Conhecido como o primeiro documento oficial escrito sobre o Brasil, depois da chegada dos portugueses às terras aqui encontradas, o texto de Caminha é considerado por outros como "a primeira crônica de viagem". A verdade é que, carta ou crônica, ambas registraram as primeiras impressões do que aqui foi encontrado: o território, sua geografia, o clima, a fauna, flora, os índios e seus hábitos.

No mural, Pedro Álvares Cabral está sentado num pequeno banco de madeira de vários assentos, tendo Frei Henrique ao seu lado sob o olhar atento do Mestre João, bacharel em medicina, físico e astrônomo, em segundo plano, e à frente do escrivão Pero Vaz de Caminha, de pé.
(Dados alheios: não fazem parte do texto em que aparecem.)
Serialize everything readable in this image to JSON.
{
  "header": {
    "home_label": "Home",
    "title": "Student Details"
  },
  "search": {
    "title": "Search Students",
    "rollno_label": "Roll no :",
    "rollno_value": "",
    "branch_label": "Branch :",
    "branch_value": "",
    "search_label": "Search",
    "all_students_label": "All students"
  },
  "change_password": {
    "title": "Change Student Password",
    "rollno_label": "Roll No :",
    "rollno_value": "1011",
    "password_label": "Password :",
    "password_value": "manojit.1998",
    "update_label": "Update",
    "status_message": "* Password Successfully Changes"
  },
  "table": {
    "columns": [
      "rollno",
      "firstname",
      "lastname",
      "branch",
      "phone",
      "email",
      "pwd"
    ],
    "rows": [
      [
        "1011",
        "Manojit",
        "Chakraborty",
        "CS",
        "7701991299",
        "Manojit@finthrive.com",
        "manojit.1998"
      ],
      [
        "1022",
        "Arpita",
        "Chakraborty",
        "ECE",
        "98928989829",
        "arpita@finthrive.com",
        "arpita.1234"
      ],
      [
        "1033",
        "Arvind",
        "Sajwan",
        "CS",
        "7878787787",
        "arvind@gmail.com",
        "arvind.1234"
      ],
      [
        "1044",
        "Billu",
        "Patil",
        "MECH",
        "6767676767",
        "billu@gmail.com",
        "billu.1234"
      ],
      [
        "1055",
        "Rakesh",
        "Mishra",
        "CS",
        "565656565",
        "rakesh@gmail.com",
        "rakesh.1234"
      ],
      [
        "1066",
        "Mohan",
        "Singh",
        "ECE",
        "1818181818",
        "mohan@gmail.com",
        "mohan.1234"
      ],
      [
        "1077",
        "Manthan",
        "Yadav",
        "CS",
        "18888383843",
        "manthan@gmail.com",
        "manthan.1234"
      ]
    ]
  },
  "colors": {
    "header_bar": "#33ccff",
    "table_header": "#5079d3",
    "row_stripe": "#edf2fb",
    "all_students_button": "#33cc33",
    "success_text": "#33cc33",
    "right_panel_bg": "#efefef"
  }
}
A pintura se divide, ao longe e acima, pela portinhola da câmara de comando da embarcação (detalhe 1) . Sobre o convés, cai em dobras a bandeirada com cruz, símbolo da marinhagem - pessoal de bordo (detalhe 2). Em primeiro plano, do lado direito e na parte inferior do mural, uma cadeira sem encosto tem apetrechos indígenas tais como, arco, flecha, instrumentos musicais e outras indumentárias. (detalhe 3)
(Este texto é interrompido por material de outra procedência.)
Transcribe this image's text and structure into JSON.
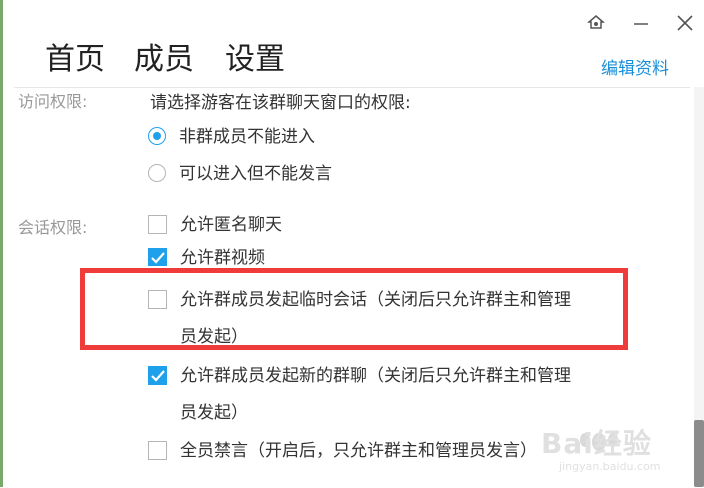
{
  "header": {
    "tabs": [
      {
        "label": "首页"
      },
      {
        "label": "成员"
      },
      {
        "label": "设置"
      }
    ],
    "edit_link": "编辑资料"
  },
  "window_controls": {
    "pin_icon": "pin-icon",
    "minimize_icon": "minimize-icon",
    "close_icon": "close-icon"
  },
  "access": {
    "label": "访问权限:",
    "prompt": "请选择游客在该群聊天窗口的权限:",
    "options": [
      {
        "label": "非群成员不能进入",
        "selected": true
      },
      {
        "label": "可以进入但不能发言",
        "selected": false
      }
    ]
  },
  "session": {
    "label": "会话权限:",
    "options": [
      {
        "label": "允许匿名聊天",
        "checked": false
      },
      {
        "label": "允许群视频",
        "checked": true
      },
      {
        "label": "允许群成员发起临时会话（关闭后只允许群主和管理员发起）",
        "line1": "允许群成员发起临时会话（关闭后只允许群主和管理",
        "line2": "员发起）",
        "checked": false
      },
      {
        "label": "允许群成员发起新的群聊（关闭后只允许群主和管理员发起）",
        "line1": "允许群成员发起新的群聊（关闭后只允许群主和管理",
        "line2": "员发起）",
        "checked": true
      },
      {
        "label": "全员禁言（开启后，只允许群主和管理员发言）",
        "checked": false
      }
    ]
  },
  "colors": {
    "accent": "#1ea1ea",
    "link": "#1a8fd8",
    "highlight": "#f03b3b"
  },
  "watermark": {
    "brand": "Bai经验",
    "url": "jingyan.baidu.com"
  }
}
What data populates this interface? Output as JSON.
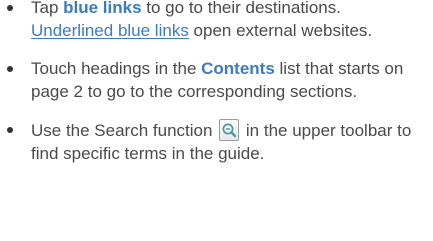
{
  "tips": [
    {
      "pre": "Tap ",
      "keyword": "blue links",
      "mid": " to go to their destinations. ",
      "link": "Underlined blue links",
      "post": " open external websites."
    },
    {
      "pre": "Touch headings in the ",
      "keyword": "Contents",
      "post": " list that starts on page 2 to go to the corresponding sections."
    },
    {
      "pre": "Use the Search function ",
      "icon": "search-zoom-icon",
      "post": " in the upper toolbar to find specific terms in the guide."
    }
  ],
  "colors": {
    "text": "#4a4a4a",
    "link": "#3b7bbf",
    "bullet": "#333333"
  }
}
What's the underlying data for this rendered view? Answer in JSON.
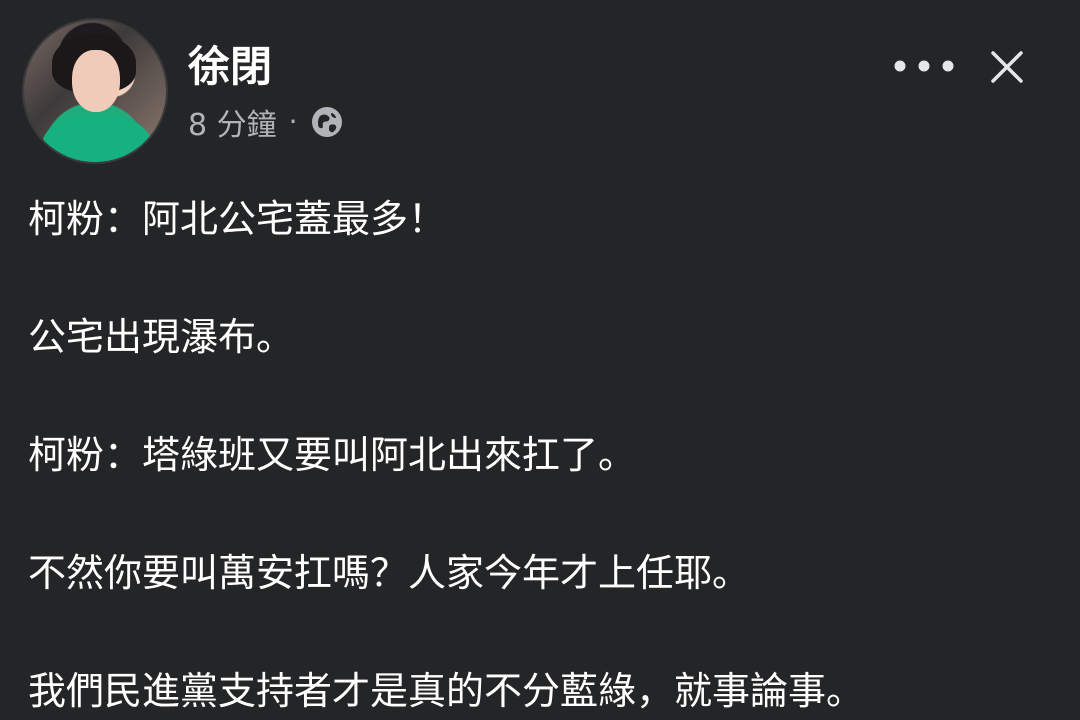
{
  "post": {
    "author": "徐閉",
    "timestamp": "8 分鐘",
    "separator": "·",
    "privacy_icon": "globe-icon",
    "more_icon": "more-horizontal-icon",
    "close_icon": "close-icon",
    "lines": [
      "柯粉：阿北公宅蓋最多！",
      "公宅出現瀑布。",
      "柯粉：塔綠班又要叫阿北出來扛了。",
      "不然你要叫萬安扛嗎？人家今年才上任耶。",
      "我們民進黨支持者才是真的不分藍綠，就事論事。"
    ]
  },
  "colors": {
    "background": "#242526",
    "text_primary": "#ffffff",
    "text_secondary": "#b0b3b8"
  }
}
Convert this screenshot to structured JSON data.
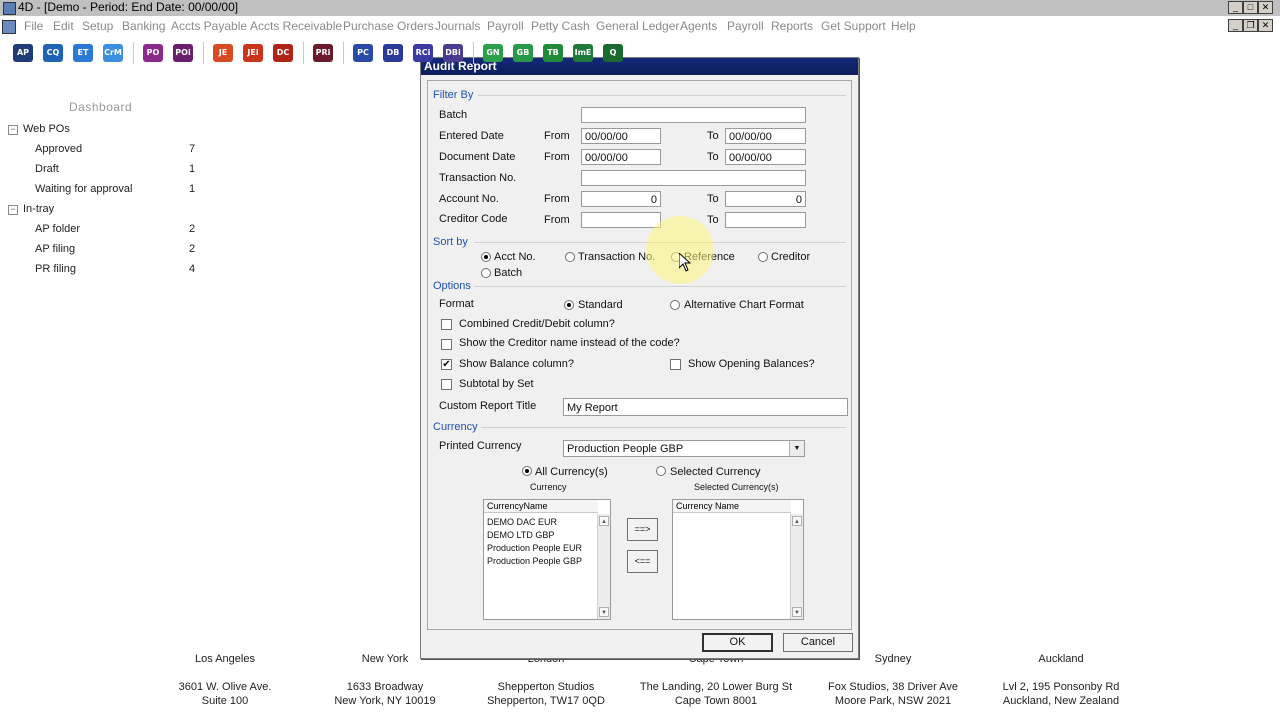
{
  "window": {
    "title": "4D - [Demo - Period: End Date: 00/00/00]"
  },
  "menu": [
    "File",
    "Edit",
    "Setup",
    "Banking",
    "Accts Payable",
    "Accts Receivable",
    "Purchase Orders",
    "Journals",
    "Payroll",
    "Petty Cash",
    "General Ledger",
    "Agents",
    "Payroll",
    "Reports",
    "Get Support",
    "Help"
  ],
  "toolbar": [
    {
      "label": "AP",
      "color": "#1f3b78"
    },
    {
      "label": "CQ",
      "color": "#1f64b4"
    },
    {
      "label": "ET",
      "color": "#2a7ad6"
    },
    {
      "label": "CrM",
      "color": "#3a8fe0"
    },
    {
      "label": "PO",
      "color": "#8c2a8c"
    },
    {
      "label": "POi",
      "color": "#6a1f6a"
    },
    {
      "label": "JE",
      "color": "#d84a22"
    },
    {
      "label": "JEi",
      "color": "#c8341c"
    },
    {
      "label": "DC",
      "color": "#b02418"
    },
    {
      "label": "PRi",
      "color": "#6a1a2a"
    },
    {
      "label": "PC",
      "color": "#2a4aa8"
    },
    {
      "label": "DB",
      "color": "#2a3a98"
    },
    {
      "label": "RCi",
      "color": "#3a3aa0"
    },
    {
      "label": "DBi",
      "color": "#4a3a90"
    },
    {
      "label": "GN",
      "color": "#2aa04a"
    },
    {
      "label": "GB",
      "color": "#28984a"
    },
    {
      "label": "TB",
      "color": "#1f8a3a"
    },
    {
      "label": "ImE",
      "color": "#1f7a3a"
    },
    {
      "label": "Q",
      "color": "#1a6a30"
    }
  ],
  "dashboard": {
    "title": "Dashboard",
    "groups": [
      {
        "label": "Web POs",
        "toggle": "−",
        "items": [
          {
            "label": "Approved",
            "count": "7"
          },
          {
            "label": "Draft",
            "count": "1"
          },
          {
            "label": "Waiting for approval",
            "count": "1"
          }
        ]
      },
      {
        "label": "In-tray",
        "toggle": "−",
        "items": [
          {
            "label": "AP folder",
            "count": "2"
          },
          {
            "label": "AP filing",
            "count": "2"
          },
          {
            "label": "PR filing",
            "count": "4"
          }
        ]
      }
    ]
  },
  "dialog": {
    "title": "Audit Report",
    "filter": {
      "section": "Filter By",
      "batch_label": "Batch",
      "batch_value": "",
      "entered_label": "Entered Date",
      "entered_from": "00/00/00",
      "entered_to": "00/00/00",
      "document_label": "Document Date",
      "document_from": "00/00/00",
      "document_to": "00/00/00",
      "transaction_label": "Transaction No.",
      "transaction_value": "",
      "account_label": "Account No.",
      "account_from": "0",
      "account_to": "0",
      "creditor_label": "Creditor Code",
      "creditor_from": "",
      "creditor_to": "",
      "from_label": "From",
      "to_label": "To"
    },
    "sort": {
      "section": "Sort by",
      "options": [
        "Acct No.",
        "Transaction No.",
        "Reference",
        "Creditor",
        "Batch"
      ],
      "selected": "Acct No."
    },
    "options": {
      "section": "Options",
      "format_label": "Format",
      "format_standard": "Standard",
      "format_alt": "Alternative Chart Format",
      "combined": "Combined Credit/Debit column?",
      "show_creditor_name": "Show the Creditor name instead of the code?",
      "show_balance": "Show Balance column?",
      "show_opening": "Show Opening Balances?",
      "subtotal": "Subtotal by Set",
      "check_mark": "✔",
      "custom_title_label": "Custom Report Title",
      "custom_title_value": "My Report"
    },
    "currency": {
      "section": "Currency",
      "printed_label": "Printed Currency",
      "printed_value": "Production People GBP",
      "all_label": "All Currency(s)",
      "selected_label": "Selected Currency",
      "left_caption": "Currency",
      "right_caption": "Selected Currency(s)",
      "left_header": "CurrencyName",
      "right_header": "Currency Name",
      "left_items": [
        "DEMO DAC EUR",
        "DEMO LTD GBP",
        "Production People EUR",
        "Production People GBP"
      ],
      "add_button": "==>",
      "remove_button": "<=="
    },
    "ok_label": "OK",
    "cancel_label": "Cancel"
  },
  "offices": [
    {
      "city": "Los Angeles",
      "line1": "3601 W. Olive Ave.",
      "line2": "Suite 100"
    },
    {
      "city": "New York",
      "line1": "1633 Broadway",
      "line2": "New York, NY 10019"
    },
    {
      "city": "London",
      "line1": "Shepperton Studios",
      "line2": "Shepperton, TW17 0QD"
    },
    {
      "city": "Cape Town",
      "line1": "The Landing, 20 Lower Burg St",
      "line2": "Cape Town 8001"
    },
    {
      "city": "Sydney",
      "line1": "Fox Studios, 38 Driver Ave",
      "line2": "Moore Park, NSW 2021"
    },
    {
      "city": "Auckland",
      "line1": "Lvl 2, 195 Ponsonby Rd",
      "line2": "Auckland, New Zealand"
    }
  ]
}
E não é por é acaso que a exposição do primeiro documento escrito de nossa História esteja sob a guarda da Casa legislativa fluminense. Local de elaboração e guarda de documentos tão importantes de nossa História, é a Casa de onde surgem as leis. "Sem dúvida, importante representatividade, afinal aqui guardamos e preservamos documentos de igual valor, aqui se cria leis e aqui elas precisam ser resguardadas", disse o professor de História da UERJ Gilberto Catão.

Autor

O paraibano Francisco Aurélio de Figueiredo e Mello (1854 - 1916), nascido na cidade de Areia, foi pintor, caricaturista, desenhista, escultor e tornou-se conhecido principalmente como pintor de temas históricos, retratos e cenas do gênero. Suas principais telas são: Francesca da Rimini (1883) e Último baile da ilha fiscal ou A ilusão do terceiro reinado (1905), que representa o último baile da monarquia, realizado na Ilha Fiscal. Sua pintura. O primeiro capítulo da nossa história, está exposta no Palácio Tiradentes. Ainda adolescente frequentou a Academia Imperial de Belas Artes - Aiba, no Rio de Janeiro, sob a orientação de seu irmão, o também pintor Pedro Américo (1843 - 1905).

A carta

O documento foi escrito em onze dias, em Porto Seguro, na Bahia e tem 27 páginas. Segundo o professor Catão, os dias de interrupção se deram pelo fato de o escrivão ter que prestar auxílio ao capitão-mor da embarcação no sentido de organizar os últimos detalhes para a partida de uma nova frota rumo às Índias.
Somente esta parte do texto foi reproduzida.